Neben ihm die Frau, ringsum etwa sieben Kinder. So entstand der Watzmann, 2713 Meter hoch, Monarch der Berchtesgadener Alpen. Die Watzmann-Umrundung ist keine Besteigung des Gipfels, sondern eine Rundtour um das Massiv — 53 Kilometer und fast 4000 Höhenmeter. Der erste Tag zieht dich aus sechshundert Metern in die Alpenweiden zur Watzmannhaus (1930 m). Ein klassischer Aufstieg mit Balkon direkt unter der berühmten Watzmann-Ostwand — 1800 Meter senkrechter Fels, höchste Wand der Ostalpen.

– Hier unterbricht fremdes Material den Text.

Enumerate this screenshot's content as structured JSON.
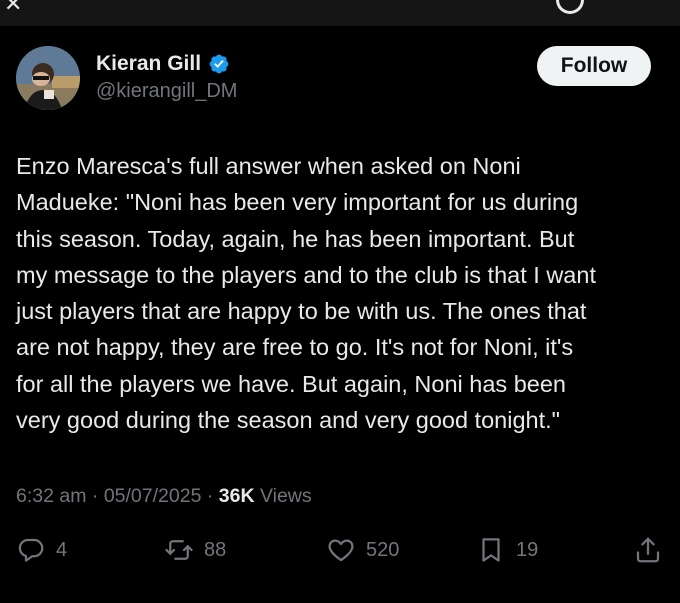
{
  "author": {
    "display_name": "Kieran Gill",
    "handle": "@kierangill_DM",
    "verified": true,
    "verified_color": "#1d9bf0"
  },
  "follow_label": "Follow",
  "tweet": {
    "text": "Enzo Maresca's full answer when asked on Noni\nMadueke: \"Noni has been very important for us during\nthis season. Today, again, he has been important. But\nmy message to the players and to the club is that I want\njust players that are happy to be with us. The ones that\nare not happy, they are free to go. It's not for Noni, it's\nfor all the players we have. But again, Noni has been\nvery good during the season and very good tonight.\""
  },
  "meta": {
    "time": "6:32 am",
    "separator": "·",
    "date": "05/07/2025",
    "views_count": "36K",
    "views_label": "Views"
  },
  "actions": {
    "replies": "4",
    "reposts": "88",
    "likes": "520",
    "bookmarks": "19"
  },
  "colors": {
    "background": "#000000",
    "text": "#e7e9ea",
    "secondary": "#71767b",
    "follow_bg": "#eff3f4"
  }
}
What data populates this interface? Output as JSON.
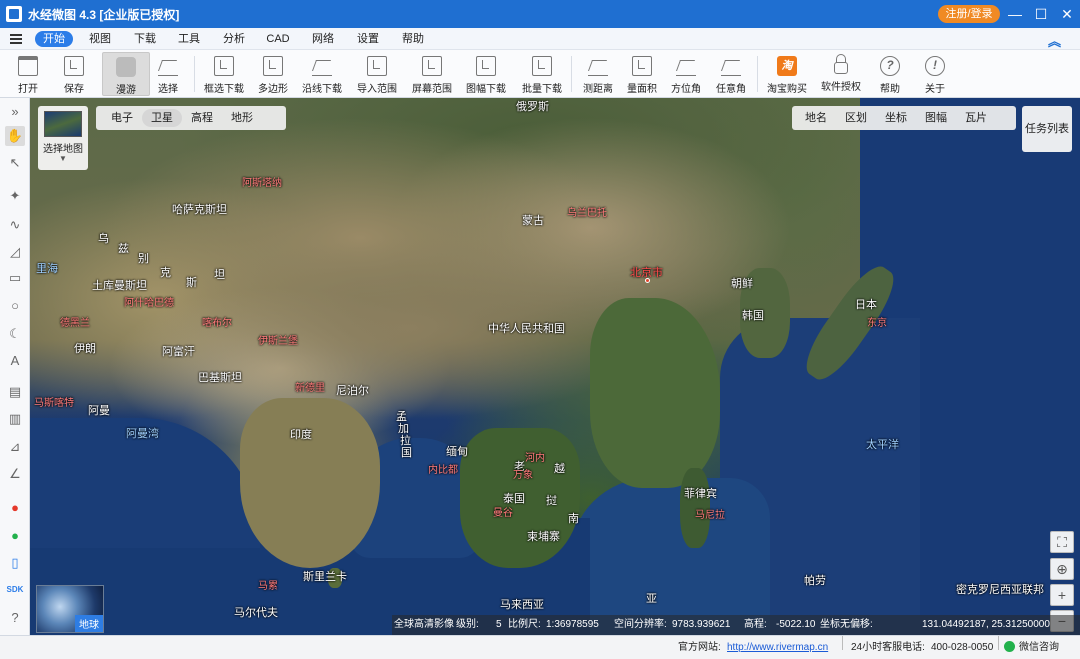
{
  "titlebar": {
    "title": "水经微图 4.3 [企业版已授权]",
    "login_label": "注册/登录",
    "min": "—",
    "max": "☐",
    "close": "✕"
  },
  "menu": {
    "items": [
      "开始",
      "视图",
      "下载",
      "工具",
      "分析",
      "CAD",
      "网络",
      "设置",
      "帮助"
    ],
    "active": "开始",
    "collapse": "︽"
  },
  "toolbar": {
    "tools": [
      {
        "label": "打开",
        "icon": "folder-icon"
      },
      {
        "label": "保存",
        "icon": "save-icon"
      },
      {
        "label": "漫游",
        "icon": "hand-icon",
        "active": true
      },
      {
        "label": "选择",
        "icon": "cursor-icon"
      },
      {
        "label": "框选下载",
        "icon": "box-download-icon"
      },
      {
        "label": "多边形",
        "icon": "polygon-download-icon"
      },
      {
        "label": "沿线下载",
        "icon": "line-download-icon"
      },
      {
        "label": "导入范围",
        "icon": "import-range-icon"
      },
      {
        "label": "屏幕范围",
        "icon": "screen-range-icon"
      },
      {
        "label": "图幅下载",
        "icon": "sheet-download-icon"
      },
      {
        "label": "批量下载",
        "icon": "batch-download-icon"
      },
      {
        "label": "测距离",
        "icon": "ruler-icon"
      },
      {
        "label": "量面积",
        "icon": "area-icon"
      },
      {
        "label": "方位角",
        "icon": "azimuth-icon"
      },
      {
        "label": "任意角",
        "icon": "angle-icon"
      },
      {
        "label": "淘宝购买",
        "icon": "taobao-icon"
      },
      {
        "label": "软件授权",
        "icon": "lock-icon"
      },
      {
        "label": "帮助",
        "icon": "help-icon"
      },
      {
        "label": "关于",
        "icon": "info-icon"
      }
    ],
    "taobao_glyph": "淘",
    "help_glyph": "?",
    "info_glyph": "!"
  },
  "left_tools": [
    {
      "name": "expand-icon",
      "glyph": "»"
    },
    {
      "name": "hand-icon",
      "glyph": "✋"
    },
    {
      "name": "cursor-icon",
      "glyph": "↖"
    },
    {
      "name": "marker-icon",
      "glyph": "✦"
    },
    {
      "name": "polyline-icon",
      "glyph": "∿"
    },
    {
      "name": "area-draw-icon",
      "glyph": "◿"
    },
    {
      "name": "rectangle-icon",
      "glyph": "▭"
    },
    {
      "name": "circle-icon",
      "glyph": "○"
    },
    {
      "name": "crescent-icon",
      "glyph": "☾"
    },
    {
      "name": "text-icon",
      "glyph": "A"
    },
    {
      "name": "measure-icon",
      "glyph": "▤"
    },
    {
      "name": "area-measure-icon",
      "glyph": "▥"
    },
    {
      "name": "azimuth-icon",
      "glyph": "⊿"
    },
    {
      "name": "angle-icon",
      "glyph": "∠"
    },
    {
      "name": "weibo-icon",
      "glyph": "●"
    },
    {
      "name": "wechat-icon",
      "glyph": "●"
    },
    {
      "name": "phone-icon",
      "glyph": "▯"
    },
    {
      "name": "sdk-icon",
      "glyph": "SDK"
    },
    {
      "name": "help-icon",
      "glyph": "?"
    }
  ],
  "map": {
    "source_panel": [
      "电子",
      "卫星",
      "高程",
      "地形"
    ],
    "source_active": "卫星",
    "layer_panel": [
      "地名",
      "区划",
      "坐标",
      "图幅",
      "瓦片"
    ],
    "select_map_label": "选择地图",
    "select_map_arrow": "▼",
    "task_list": "任务列表",
    "globe_label": "地球",
    "zoom_buttons": [
      "⛶",
      "⊕",
      "+",
      "−"
    ],
    "labels": [
      {
        "text": "俄罗斯",
        "style": "big"
      },
      {
        "text": "哈萨克斯坦",
        "style": "big"
      },
      {
        "text": "阿斯塔纳",
        "style": "red"
      },
      {
        "text": "蒙古",
        "style": "big"
      },
      {
        "text": "乌兰巴托",
        "style": "red"
      },
      {
        "text": "乌",
        "style": "big"
      },
      {
        "text": "兹",
        "style": "big"
      },
      {
        "text": "别",
        "style": "big"
      },
      {
        "text": "克",
        "style": "big"
      },
      {
        "text": "斯",
        "style": "big"
      },
      {
        "text": "坦",
        "style": "big"
      },
      {
        "text": "土库曼斯坦",
        "style": "big"
      },
      {
        "text": "阿什哈巴德",
        "style": "red"
      },
      {
        "text": "里海",
        "style": "ocean-l"
      },
      {
        "text": "德黑兰",
        "style": "red"
      },
      {
        "text": "喀布尔",
        "style": "red"
      },
      {
        "text": "伊朗",
        "style": "big"
      },
      {
        "text": "阿富汗",
        "style": "big"
      },
      {
        "text": "伊斯兰堡",
        "style": "red"
      },
      {
        "text": "巴基斯坦",
        "style": "big"
      },
      {
        "text": "中华人民共和国",
        "style": "big"
      },
      {
        "text": "北京市",
        "style": "cap"
      },
      {
        "text": "朝鲜",
        "style": "big"
      },
      {
        "text": "韩国",
        "style": "big"
      },
      {
        "text": "日本",
        "style": "big"
      },
      {
        "text": "东京",
        "style": "red"
      },
      {
        "text": "新德里",
        "style": "red"
      },
      {
        "text": "尼泊尔",
        "style": "big"
      },
      {
        "text": "孟",
        "style": "big"
      },
      {
        "text": "加",
        "style": "big"
      },
      {
        "text": "拉",
        "style": "big"
      },
      {
        "text": "国",
        "style": "big"
      },
      {
        "text": "印度",
        "style": "big"
      },
      {
        "text": "缅甸",
        "style": "big"
      },
      {
        "text": "内比都",
        "style": "red"
      },
      {
        "text": "河内",
        "style": "red"
      },
      {
        "text": "老",
        "style": "big"
      },
      {
        "text": "万象",
        "style": "red"
      },
      {
        "text": "泰国",
        "style": "big"
      },
      {
        "text": "挝",
        "style": "big"
      },
      {
        "text": "曼谷",
        "style": "red"
      },
      {
        "text": "南",
        "style": "big"
      },
      {
        "text": "柬埔寨",
        "style": "big"
      },
      {
        "text": "越",
        "style": "big"
      },
      {
        "text": "菲律宾",
        "style": "big"
      },
      {
        "text": "马尼拉",
        "style": "red"
      },
      {
        "text": "太平洋",
        "style": "ocean-l"
      },
      {
        "text": "阿曼湾",
        "style": "ocean-l"
      },
      {
        "text": "阿曼",
        "style": "big"
      },
      {
        "text": "马斯喀特",
        "style": "red"
      },
      {
        "text": "马累",
        "style": "red"
      },
      {
        "text": "斯里兰卡",
        "style": "big"
      },
      {
        "text": "马尔代夫",
        "style": "big"
      },
      {
        "text": "马来西亚",
        "style": "big"
      },
      {
        "text": "亚",
        "style": "big"
      },
      {
        "text": "帕劳",
        "style": "big"
      },
      {
        "text": "密克罗尼西亚联邦",
        "style": "big"
      }
    ]
  },
  "map_status": {
    "imagery": "全球高清影像",
    "level_label": "级别:",
    "level_value": "5",
    "scale_label": "比例尺:",
    "scale_value": "1:36978595",
    "resolution_label": "空间分辨率:",
    "resolution_value": "9783.939621",
    "elevation_label": "高程:",
    "elevation_value": "-5022.10",
    "coord_label": "坐标无偏移:",
    "coord_value": "131.04492187, 25.31250000"
  },
  "statusbar": {
    "site_label": "官方网站:",
    "site_url": "http://www.rivermap.cn",
    "service_label": "24小时客服电话:",
    "phone": "400-028-0050",
    "wechat": "微信咨询"
  }
}
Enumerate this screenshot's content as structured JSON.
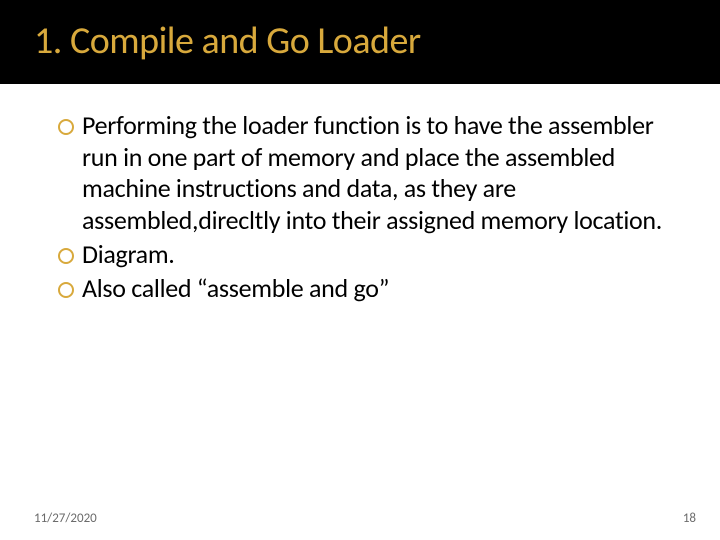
{
  "title": "1. Compile and Go Loader",
  "bullets": [
    "Performing the loader function is to have the assembler run in one part of memory and place the assembled machine instructions and data, as they are assembled,direcltly into their assigned memory location.",
    "Diagram.",
    "Also called “assemble and go”"
  ],
  "footer": {
    "date": "11/27/2020",
    "page": "18"
  }
}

Der zweite Tag erklimmt den Watzmann-Hocheck (2651 m) und fällt in den Wimbachgries. Hier werden die Berge verrückt. Einer der grössten Schuttkegel der Alpen — zehn Kilometer langer Strom zermahlenen Gesteins, stellenweise dreihundert Meter breit, praktisch ohne Vegetation und in ständiger Bewegung.
Der dritte Tag ist ein Meisterwerk. Über Sattel Trischübel und Hundstodsgatterl an der österreichischen Grenze zum Kärlingerhaus (1631 m) über dem See Funtensee. Dieser kleine See hält einen Rekord — am 24. Dezember 2001 mass man hier −45,9 °C. Die niedrigste Temperatur in der Geschichte Deutschlands.
Der vierte Tag ist Heimweg. Serpentinen der Saugasse, Wasserfall und dann Uferpfad am Königssee. Bei St. Bartholomä steigst du in ein stilles Elektroboot und gleitest zurück nach Schönau. Der Kreis schliesst sich dort, wo er begann.